Statistics are like swimsuits, what they reveal is interesting, but what they conceal is often vital.

I doubt a comparison with 67 that didn't show some modest improvements would be accurate. But I see nothing here that makes the claims made by Krugman misleading. Wages for lower-skilled workers have been stagnant, with the return to completion of highschool declining and the completion of college and additional training increasing due to technological changes and increased int'l competition and a decline in unionism.

dlw

dlw

Michael W. Kruse

"Statistics are like swimsuits, what they reveal is interesting, but what they conceal is often vital."

LOL

Another of my favorites is "It is easy to lie with statistics.

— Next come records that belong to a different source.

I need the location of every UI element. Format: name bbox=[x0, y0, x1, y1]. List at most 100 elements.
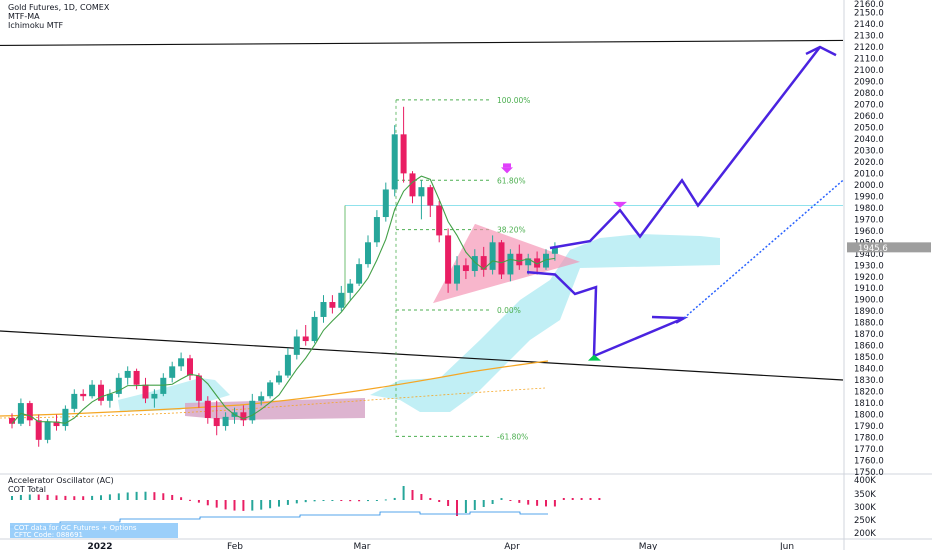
candle-body[interactable] bbox=[9, 418, 15, 424]
y-tick-label: 1840.0 bbox=[854, 365, 884, 375]
candle-body[interactable] bbox=[124, 370, 131, 378]
y-tick-label: 2130.0 bbox=[854, 32, 884, 42]
candle-body[interactable] bbox=[480, 256, 487, 270]
candle-body[interactable] bbox=[382, 189, 389, 218]
candle-body[interactable] bbox=[293, 336, 300, 355]
candle-body[interactable] bbox=[195, 375, 202, 401]
candle-body[interactable] bbox=[373, 217, 380, 243]
candle-body[interactable] bbox=[436, 205, 443, 236]
candle-body[interactable] bbox=[302, 336, 309, 342]
candle-body[interactable] bbox=[98, 384, 104, 401]
candle-body[interactable] bbox=[240, 412, 247, 421]
candle-body[interactable] bbox=[507, 253, 514, 275]
candle-body[interactable] bbox=[71, 393, 78, 409]
candle-body[interactable] bbox=[284, 354, 291, 376]
y-tick-label: 1970.0 bbox=[854, 215, 884, 225]
oscillator-bar bbox=[37, 494, 40, 500]
oscillator-bar bbox=[55, 495, 58, 500]
candle-body[interactable] bbox=[471, 256, 478, 272]
candle-body[interactable] bbox=[551, 246, 558, 254]
candle-body[interactable] bbox=[142, 384, 149, 399]
candle-body[interactable] bbox=[276, 375, 282, 383]
y-tick-label: 1940.0 bbox=[854, 250, 884, 260]
y-tick-label: 1910.0 bbox=[854, 284, 884, 294]
candle-body[interactable] bbox=[311, 316, 318, 342]
y-tick-label-partial: 2160.0 bbox=[854, 0, 884, 10]
candle-body[interactable] bbox=[543, 253, 549, 268]
oscillator-bar bbox=[251, 500, 254, 511]
cot-info-line-2: CFTC Code: 088691 bbox=[14, 531, 83, 539]
candle-body[interactable] bbox=[106, 393, 113, 401]
candle-body[interactable] bbox=[338, 292, 345, 308]
candle-body[interactable] bbox=[534, 258, 541, 268]
y-tick-label: 1810.0 bbox=[854, 399, 884, 409]
candle-body[interactable] bbox=[187, 358, 193, 376]
x-tick-label: Jun bbox=[779, 542, 794, 550]
y-tick-label: 2150.0 bbox=[854, 9, 884, 19]
oscillator-bar bbox=[82, 496, 85, 500]
candle-body[interactable] bbox=[204, 400, 211, 419]
candle-body[interactable] bbox=[356, 264, 363, 284]
candle-body[interactable] bbox=[498, 242, 505, 275]
candle-body[interactable] bbox=[400, 134, 407, 174]
candle-body[interactable] bbox=[115, 377, 122, 394]
candle-body[interactable] bbox=[454, 265, 460, 284]
candle-body[interactable] bbox=[80, 393, 87, 397]
y-tick-label: 2050.0 bbox=[854, 123, 884, 133]
candle-body[interactable] bbox=[329, 302, 336, 308]
candle-body[interactable] bbox=[160, 377, 167, 394]
chart-title: Gold Futures, 1D, COMEX bbox=[8, 3, 110, 12]
oscillator-bar bbox=[135, 491, 138, 500]
candle-body[interactable] bbox=[222, 416, 229, 427]
y-tick-label: 1860.0 bbox=[854, 342, 884, 352]
oscillator-bar bbox=[28, 494, 31, 500]
candle-body[interactable] bbox=[525, 258, 532, 266]
candle-body[interactable] bbox=[89, 384, 96, 397]
oscillator-bar bbox=[162, 493, 165, 500]
candle-body[interactable] bbox=[365, 242, 371, 265]
down-arrow-marker bbox=[501, 167, 513, 174]
candle-body[interactable] bbox=[258, 396, 265, 401]
oscillator-bar bbox=[197, 500, 200, 503]
oscillator-bar bbox=[536, 500, 539, 506]
oscillator-bar bbox=[411, 490, 414, 500]
candle-body[interactable] bbox=[53, 421, 60, 427]
oscillator-bar bbox=[500, 498, 503, 500]
candle-body[interactable] bbox=[133, 370, 140, 385]
candle-body[interactable] bbox=[35, 420, 42, 440]
candle-body[interactable] bbox=[178, 358, 185, 367]
candle-body[interactable] bbox=[418, 187, 425, 197]
candle-body[interactable] bbox=[427, 187, 434, 206]
candle-body[interactable] bbox=[26, 403, 33, 421]
oscillator-bar bbox=[580, 498, 583, 500]
ichimoku-cloud-early bbox=[118, 378, 230, 412]
oscillator-bar bbox=[384, 499, 387, 501]
oscillator-bar bbox=[464, 500, 467, 513]
oscillator-bar bbox=[278, 500, 280, 507]
candle-body[interactable] bbox=[347, 283, 354, 293]
candle-body[interactable] bbox=[516, 253, 523, 266]
candle-body[interactable] bbox=[462, 265, 469, 272]
candle-body[interactable] bbox=[267, 382, 274, 397]
y-tick-label: 1990.0 bbox=[854, 192, 884, 202]
oscillator-bar bbox=[117, 493, 120, 500]
candle-body[interactable] bbox=[213, 418, 220, 427]
candle-body[interactable] bbox=[409, 173, 416, 197]
y-tick-label: 2120.0 bbox=[854, 43, 884, 53]
oscillator-bar bbox=[598, 498, 601, 500]
candle-body[interactable] bbox=[151, 393, 158, 399]
candle-body[interactable] bbox=[169, 366, 176, 378]
candle-body[interactable] bbox=[249, 400, 256, 421]
candle-body[interactable] bbox=[62, 408, 69, 427]
y-tick-label: 2020.0 bbox=[854, 158, 884, 168]
candle-body[interactable] bbox=[391, 134, 398, 190]
down-arrow-marker-stem bbox=[503, 163, 511, 168]
x-tick-label: Feb bbox=[227, 542, 243, 550]
candle-body[interactable] bbox=[320, 302, 327, 317]
candle-body[interactable] bbox=[489, 242, 496, 270]
candle-body[interactable] bbox=[445, 235, 452, 284]
candle-body[interactable] bbox=[44, 421, 51, 440]
cot-info-line-1: COT data for GC Futures + Options bbox=[14, 524, 137, 532]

It is even easier to lie without them."

I look forward to reading Reynolds book. It has been a long time since I looked at numbers about these things extending that far back. My memory (which is always a danger to trust) is that real wages experienced a significant increase in the years leading up to about 1970, give or take a couple of years. But from the Early 1970s to early 1980s they got hammered, not reaching the c. 1970 high again until the mid 1990s as I recall. So if you start 1977-1982 vs 1967 you will get a far different story.


dlw

I also like statistics and sausages. You don't really want to know what goes into them...

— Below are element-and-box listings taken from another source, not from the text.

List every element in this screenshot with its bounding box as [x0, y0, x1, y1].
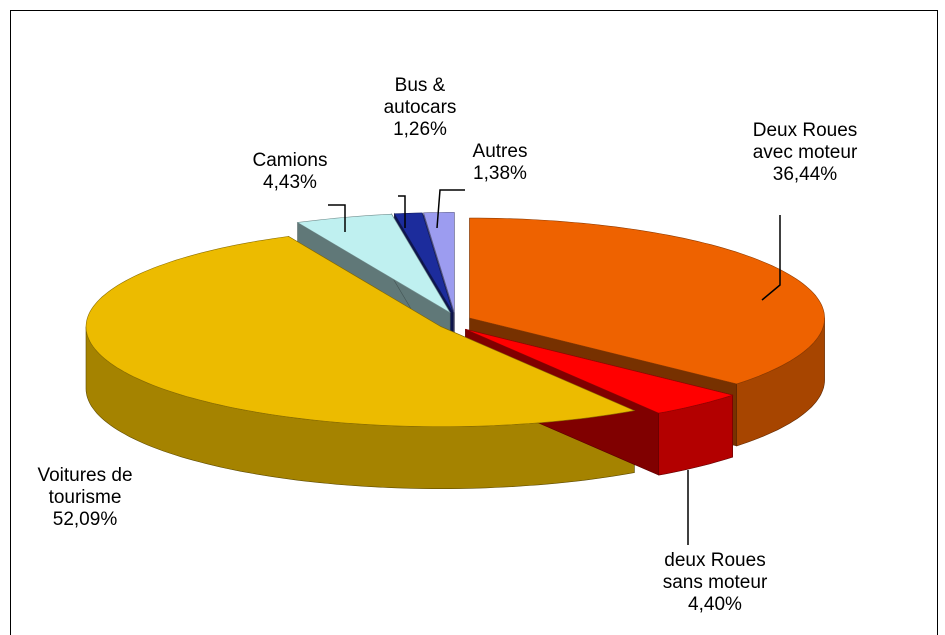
slice [85, 236, 636, 427]
slice [393, 212, 454, 313]
category-label: Camions [252, 150, 328, 171]
category-label: deux Roues sans moteur [662, 550, 768, 593]
leader-line [436, 189, 465, 229]
leader-line [761, 215, 781, 301]
slice-label: Camions 4,43% [253, 150, 328, 194]
category-label: Autres [472, 141, 528, 162]
leader-line [398, 195, 406, 228]
slice-label: Deux Roues avec moteur 36,44% [753, 120, 858, 186]
value-label: 52,09% [52, 509, 118, 530]
slice-label: Autres 1,38% [473, 141, 528, 185]
value-label: 1,26% [393, 119, 447, 140]
value-label: 4,40% [688, 594, 742, 615]
slice [469, 217, 825, 385]
category-label: Deux Roues avec moteur [752, 120, 858, 163]
value-label: 4,43% [263, 172, 317, 193]
chart-frame [10, 10, 938, 635]
value-label: 1,38% [473, 163, 527, 184]
slice-label: deux Roues sans moteur 4,40% [663, 550, 768, 616]
category-label: Voitures de tourisme [37, 465, 133, 508]
value-label: 36,44% [772, 164, 838, 185]
category-label: Bus & autocars [383, 75, 457, 118]
slice-label: Bus & autocars 1,26% [384, 75, 457, 141]
slice-label: Voitures de tourisme 52,09% [37, 465, 132, 531]
leader-line [328, 204, 346, 232]
slice [296, 213, 451, 314]
slice [465, 329, 734, 414]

The 1970s started to disconnect the overall economy and the poverty rate, but it was 1982 that is a key date for changes in labor markets. It also is when the likely years of job tenure declined significantly, though it took some years for us to realize that a change had taken place in the public mindset.

dlw

Michael W. Kruse

I am not convinced there has been a change in job tenure.

David Francis:

"In 1969 the average tenure for men in the job they held for the longest period during their careers was 21.9 years. In 2002, the comparable figure was 21.4 years."

No Decline in Long-Term Employment

dlw

In 82, there was a decline in tenure and then it was stable for a number of years. I don't trust comparisons of 69 vs 2002.